Je m’étonnai un instant de l’impétuosité de l’enfant, puis me penchai à sa hauteur et parlai d’une voix douce.

— Ton père va s’inquiéter.

Son visage devint triste. Elle prit un instant avant de me répondre.

— Il n’est pas là, mon père…

— Qu’est-ce que tu veux dire ?

— Je veux dire qu’il n’est pas là. Il n’est jamais là…

Je fronçai les sourcils.

— Et ta mère ?

— Ma mère est morte il y a des années…

— Mais… Avec qui est-ce que tu vis, alors ?

Elle me fixa droit dans les yeux.

— Avec vous, Monsieur A.

Je gardai le silence un instant.

— Tu veux dire que…

Julia hocha la tête.

C’est alors que toutes ces après-midi submergèrent mon esprit. Tous ces jours où, après mes cours, Julia cognait à ma porte. Je la laissais entrer, parce qu’elle disait que son père n’était pas encore rentré. Elle restait longtemps à grignoter, à jouer du piano, à faire ses devoirs, parfois pour souper ou simplement pour parler. Vers 19 h, je lui disais qu’elle devait rentrer chez elle, car son père serait inquiet. Attristée, elle obéissait et sortait en me souhaitant la bonne nuit. Je lui renvoyais la politesse, pour elle et pour son père.

Son père…

Soudain saisi par une énorme colère, je me levai d’un bond et tendis la main à Julia.

— Suis-moi, ma petite.

D’un pas rapide, nous parvînmes au bloc-appartements et montâmes au troisième étage.

— As-tu ta clé, Julia ? demandai-je.

Elle la sortit de son sac d’école et déverrouilla le loquet de la porte. J’entrai et activai l’interrupteur. Rien ne se passait.

— Il n’y a plus d’électricité depuis deux semaines, me dit Julia.

— Non…

Entre la colère et la tristesse, les battements de mon cœur s’accéléraient. M’aventurant dans la pénombre, je me frayai un chemin jusqu’à la fenêtre et ouvris les rideaux. La lumière grise de fin d’après-midi pénétra avec avarice dans la pièce. Seul un épais nuage de poussière était devenu visible au-dessus de la table de la salle à manger. J’entrai dans la cuisine et ouvris les armoires une à une. Je trouvai seulement un fond de céréales et une moitié de barre-tendre.

— Mon Dieu…

Un poivron pourrissait seul dans les ténèbres du réfrigérateur. L’odeur m’envahit tel un frisson. Je me retins sur le comptoir pour m’empêcher de tomber. Julia me regardait, dans la lumière sèche. Avec difficulté, je me penchai vers elle.
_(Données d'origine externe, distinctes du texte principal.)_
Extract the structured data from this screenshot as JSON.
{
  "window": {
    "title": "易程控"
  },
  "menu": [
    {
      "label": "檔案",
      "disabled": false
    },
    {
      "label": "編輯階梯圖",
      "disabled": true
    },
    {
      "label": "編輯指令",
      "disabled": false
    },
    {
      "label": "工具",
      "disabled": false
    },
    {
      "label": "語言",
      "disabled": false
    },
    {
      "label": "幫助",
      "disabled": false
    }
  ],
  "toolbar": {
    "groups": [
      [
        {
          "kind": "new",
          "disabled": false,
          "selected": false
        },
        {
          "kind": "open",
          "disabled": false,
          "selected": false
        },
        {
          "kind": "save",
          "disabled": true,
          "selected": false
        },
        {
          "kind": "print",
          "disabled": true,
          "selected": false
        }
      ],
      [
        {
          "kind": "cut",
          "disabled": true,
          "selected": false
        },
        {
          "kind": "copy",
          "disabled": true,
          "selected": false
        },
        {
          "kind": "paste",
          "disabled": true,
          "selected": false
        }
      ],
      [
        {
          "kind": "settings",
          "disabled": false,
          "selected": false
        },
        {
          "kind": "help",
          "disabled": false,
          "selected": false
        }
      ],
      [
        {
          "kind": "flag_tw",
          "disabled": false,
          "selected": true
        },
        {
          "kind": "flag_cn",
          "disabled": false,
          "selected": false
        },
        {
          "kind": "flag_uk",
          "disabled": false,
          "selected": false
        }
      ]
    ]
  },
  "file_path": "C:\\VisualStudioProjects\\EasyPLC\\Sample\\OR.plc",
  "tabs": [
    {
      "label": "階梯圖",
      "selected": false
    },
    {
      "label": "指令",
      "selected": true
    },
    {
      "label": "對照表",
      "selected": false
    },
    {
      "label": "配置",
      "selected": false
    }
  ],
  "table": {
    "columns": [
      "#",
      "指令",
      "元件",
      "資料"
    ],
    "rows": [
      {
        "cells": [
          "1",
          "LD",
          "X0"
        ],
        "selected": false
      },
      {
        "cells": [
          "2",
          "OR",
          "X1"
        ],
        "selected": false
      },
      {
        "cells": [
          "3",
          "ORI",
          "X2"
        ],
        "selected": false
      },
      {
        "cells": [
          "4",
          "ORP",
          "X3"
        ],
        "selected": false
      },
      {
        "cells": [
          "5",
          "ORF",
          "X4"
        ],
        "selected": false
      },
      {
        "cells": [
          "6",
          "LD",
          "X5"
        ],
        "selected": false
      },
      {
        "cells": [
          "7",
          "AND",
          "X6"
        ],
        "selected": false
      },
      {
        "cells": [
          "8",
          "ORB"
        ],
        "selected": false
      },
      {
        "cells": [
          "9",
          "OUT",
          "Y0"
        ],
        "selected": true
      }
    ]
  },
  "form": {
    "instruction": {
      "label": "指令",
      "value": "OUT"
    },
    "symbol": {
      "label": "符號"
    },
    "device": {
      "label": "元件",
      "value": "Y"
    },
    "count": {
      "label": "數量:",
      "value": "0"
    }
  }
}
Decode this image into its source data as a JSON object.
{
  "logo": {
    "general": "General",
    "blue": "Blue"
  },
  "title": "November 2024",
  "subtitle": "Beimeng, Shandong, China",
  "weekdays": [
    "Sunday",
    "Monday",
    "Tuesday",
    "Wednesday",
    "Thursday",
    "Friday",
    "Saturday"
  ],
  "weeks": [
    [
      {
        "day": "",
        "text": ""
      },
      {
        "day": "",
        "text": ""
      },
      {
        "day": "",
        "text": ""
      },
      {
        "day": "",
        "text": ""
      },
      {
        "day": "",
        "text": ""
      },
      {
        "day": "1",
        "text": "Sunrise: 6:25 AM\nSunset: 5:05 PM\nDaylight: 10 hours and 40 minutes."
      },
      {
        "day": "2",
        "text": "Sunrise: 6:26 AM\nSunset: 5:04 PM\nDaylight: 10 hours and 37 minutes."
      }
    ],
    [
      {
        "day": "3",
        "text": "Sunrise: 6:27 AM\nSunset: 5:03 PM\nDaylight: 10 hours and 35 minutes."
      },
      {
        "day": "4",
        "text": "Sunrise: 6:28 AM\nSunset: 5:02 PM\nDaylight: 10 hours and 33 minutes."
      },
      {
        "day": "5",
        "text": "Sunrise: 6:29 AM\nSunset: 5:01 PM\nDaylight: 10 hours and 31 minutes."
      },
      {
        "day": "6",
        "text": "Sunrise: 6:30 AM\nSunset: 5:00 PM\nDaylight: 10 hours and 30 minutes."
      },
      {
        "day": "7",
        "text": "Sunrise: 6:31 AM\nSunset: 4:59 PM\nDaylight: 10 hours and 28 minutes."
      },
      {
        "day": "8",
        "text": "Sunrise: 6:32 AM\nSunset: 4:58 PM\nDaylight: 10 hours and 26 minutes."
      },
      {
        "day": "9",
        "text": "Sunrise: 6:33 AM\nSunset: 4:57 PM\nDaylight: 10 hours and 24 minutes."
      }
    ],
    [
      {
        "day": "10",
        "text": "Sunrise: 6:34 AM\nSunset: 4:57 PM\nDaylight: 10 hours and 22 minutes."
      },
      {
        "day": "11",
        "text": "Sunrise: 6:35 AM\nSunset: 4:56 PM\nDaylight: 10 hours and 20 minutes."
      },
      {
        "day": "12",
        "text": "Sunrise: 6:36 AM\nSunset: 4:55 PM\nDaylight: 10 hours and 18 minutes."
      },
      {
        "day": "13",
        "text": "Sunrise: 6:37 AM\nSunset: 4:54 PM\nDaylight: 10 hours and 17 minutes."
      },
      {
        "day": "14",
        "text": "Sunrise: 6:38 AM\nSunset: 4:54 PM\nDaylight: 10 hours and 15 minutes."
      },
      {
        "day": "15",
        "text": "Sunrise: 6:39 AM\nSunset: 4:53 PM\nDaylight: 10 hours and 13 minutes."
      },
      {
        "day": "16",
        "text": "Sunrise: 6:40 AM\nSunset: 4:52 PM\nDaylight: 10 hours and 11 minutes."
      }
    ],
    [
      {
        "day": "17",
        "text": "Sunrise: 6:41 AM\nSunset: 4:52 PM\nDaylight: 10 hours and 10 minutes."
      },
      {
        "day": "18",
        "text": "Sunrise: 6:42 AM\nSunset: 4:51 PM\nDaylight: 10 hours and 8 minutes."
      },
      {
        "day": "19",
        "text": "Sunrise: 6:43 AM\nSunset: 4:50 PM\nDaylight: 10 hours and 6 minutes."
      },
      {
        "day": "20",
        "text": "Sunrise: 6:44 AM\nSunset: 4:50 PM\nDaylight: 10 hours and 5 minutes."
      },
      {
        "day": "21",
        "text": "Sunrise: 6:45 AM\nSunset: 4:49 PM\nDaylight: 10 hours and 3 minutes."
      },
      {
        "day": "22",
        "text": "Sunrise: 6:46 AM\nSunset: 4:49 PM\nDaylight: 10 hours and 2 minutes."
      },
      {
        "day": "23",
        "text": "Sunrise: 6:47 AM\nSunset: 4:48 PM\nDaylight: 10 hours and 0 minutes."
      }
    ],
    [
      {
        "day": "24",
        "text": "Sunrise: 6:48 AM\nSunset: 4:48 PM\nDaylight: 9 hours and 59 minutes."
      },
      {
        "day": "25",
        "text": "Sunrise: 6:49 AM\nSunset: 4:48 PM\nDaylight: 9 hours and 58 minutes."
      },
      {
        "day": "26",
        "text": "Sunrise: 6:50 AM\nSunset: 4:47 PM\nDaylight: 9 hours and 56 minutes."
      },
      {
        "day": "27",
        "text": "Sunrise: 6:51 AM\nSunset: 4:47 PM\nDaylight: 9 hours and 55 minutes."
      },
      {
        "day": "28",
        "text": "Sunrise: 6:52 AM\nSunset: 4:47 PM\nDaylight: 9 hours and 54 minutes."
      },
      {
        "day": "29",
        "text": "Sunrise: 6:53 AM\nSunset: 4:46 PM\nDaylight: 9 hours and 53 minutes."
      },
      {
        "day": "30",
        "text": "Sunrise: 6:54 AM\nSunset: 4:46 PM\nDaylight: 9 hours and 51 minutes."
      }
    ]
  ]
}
— Pourquoi ne m’as-tu rien dit ? dis-je en retenant mes larmes.

Elle pleurait.

— J’avais peur que vous appeliez le gouvernement…

— Ô, mon enfant…

Elle m’enlaça de toutes ses forces.

— Je vous en prie, Monsieur A, dit-elle à travers ses sanglots, ne me quittez pas. Pas moi.

— Ne t’en fais pas, Julia. Je ne te laisserai pas seule.

Je la regardai dans les yeux.

— Prends tes choses, nous allons chez moi.

Elle revint avec quelques vêtements et un oreiller.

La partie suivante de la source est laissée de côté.